The author wrote very beautifully about the idea of transcendence, and the plight of the lonely individual, (which I must add not all artists suffer from). Most of the article seems to indicate that artists "must depict not just the struggle of good against evil, but the 'new' human spirit that will necessarily insure the victory of all that is good." On one level we all do this. That is, aim to come to "new" understandings, and I agree with the author that "art" has a lot more to offer than depicting good against evil. However, I also feel we should be careful not to assume that art made by Bahá'ís is so very separate from art made by non-Bahá'ís. We all live in the same world, and art concerns society in one way or another.
When Bahá'ís talk about the arts, I feel, it is wisest to avoid the word Bahá'í art, because its meaning is ambiguous. If we talk of art being made by Bahá'ís or inspired by the Bahá'í Faith this is not only more accurate, but at the same time takes away the need to then decide what Bahá'í art is or isn't. Then when we talk about Bahá'í artists or Bahá'ís who are artists, we can talk about artists who work in any medium or imagery. I'm not suddenly a non-Bahá'í when my subject matter does not contain some overt reference to the Bahá'í Faith. What I feel artists who are Bahá'ís must be careful about is not to wait for approval from the Bahá'í community. The development of the arts is a cumulative social process, and depends largely on the place which the arts are given in the life of society, but creativity and art is both a cause of, and a result of, individual spiritual growth.

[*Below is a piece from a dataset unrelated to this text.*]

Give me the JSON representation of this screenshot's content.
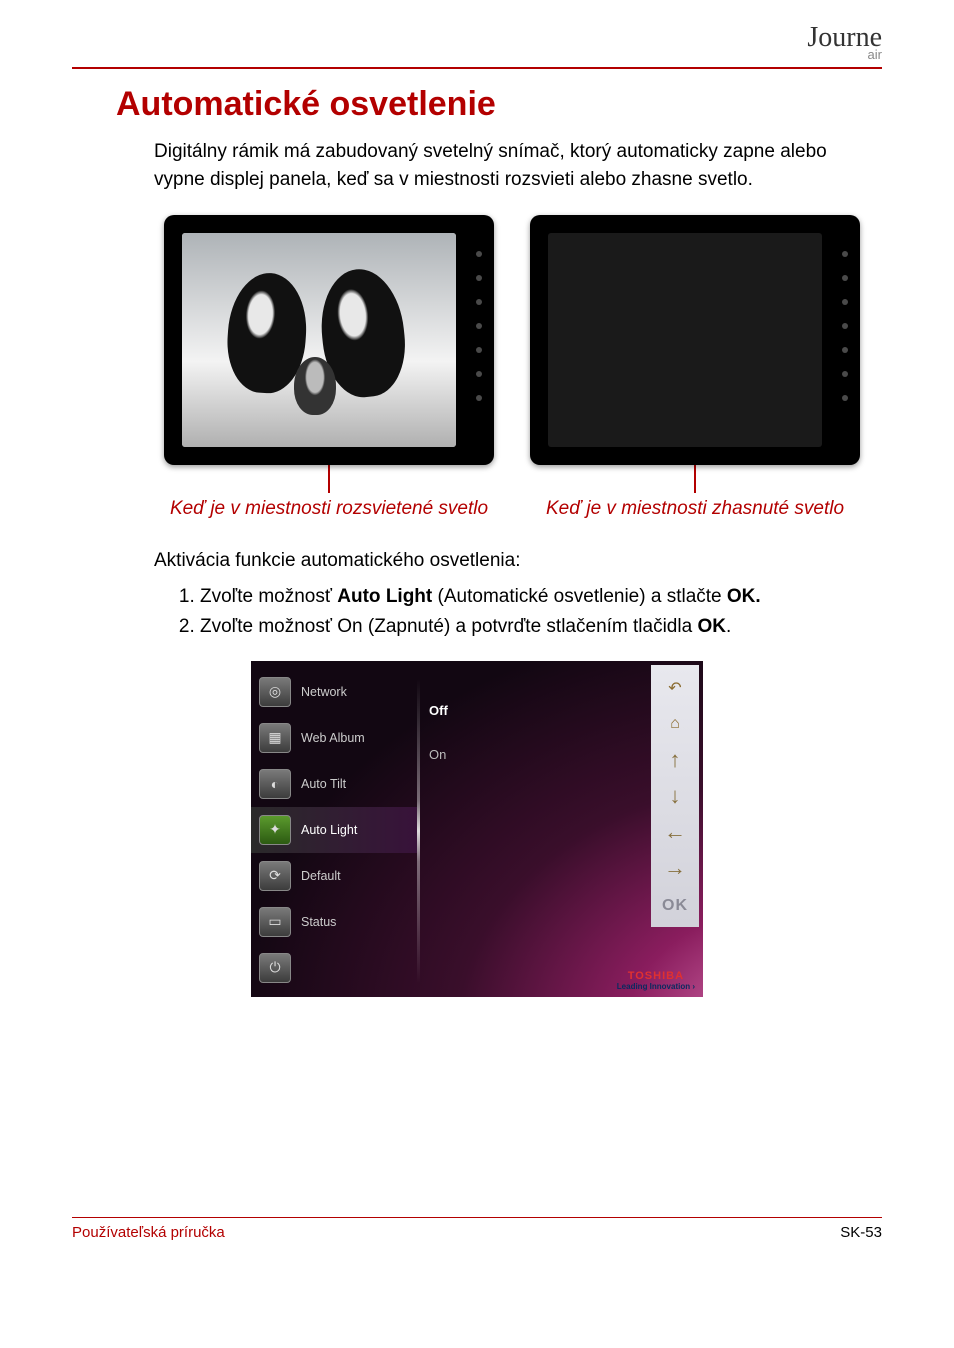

Finally, the whole tone of the article was difficult for me to read "neutrally" because of the excessive use of the masculine pronoun. A footnote stating that the intention in the use of the masculine pronoun was to include both sexes, indicated to me that the issue of equality was not important enough to that person in order for them to look for a better way of expressing an idea. The issue is in making the effort to change a habit.
Sonja van Kerkhoff
Inder Manocha replies:
First, Ms. van Kerkhoff explains that one of the reasons for her initial anger towards my article was that I apparently suggested Bahá'í artists "should be cudgelling their brains about the nature of their contribution." A re-reading of my opening paragraph will make it clear that such an imperative slant is of her own making. What I wrote in fact was that: "...the Bahá'í artist is left cudgelling his brains about the nature of his contribution."
I do not mind criticism but I object to misrepresentation.
Second, while criticising my article for being "one-sided," I cannot help but return the comment with regard to Ms. van Kerkhoff's assessment of my remarks. For example, the objection raised in her third paragraph that: "The author sees art as a result of the individual struggling with the unknown" simply neglects my discussion of art as a means of reflecting the contradictory forces at play in society. One can hardly describe these as "the unknown"; rather, they are disturbingly palpable.
Third, given Ms. van Kerkhoff's objection to the overtly didactic (paragraph two), I find her remedy to my use of the (generic) masculine pronoun (namely, "The issue is in making the effort to change a habit") surprisingly instructive. I also wonder if she would extend her criticism and solution to those whose station in our Faith is incalculably more elevated than mine.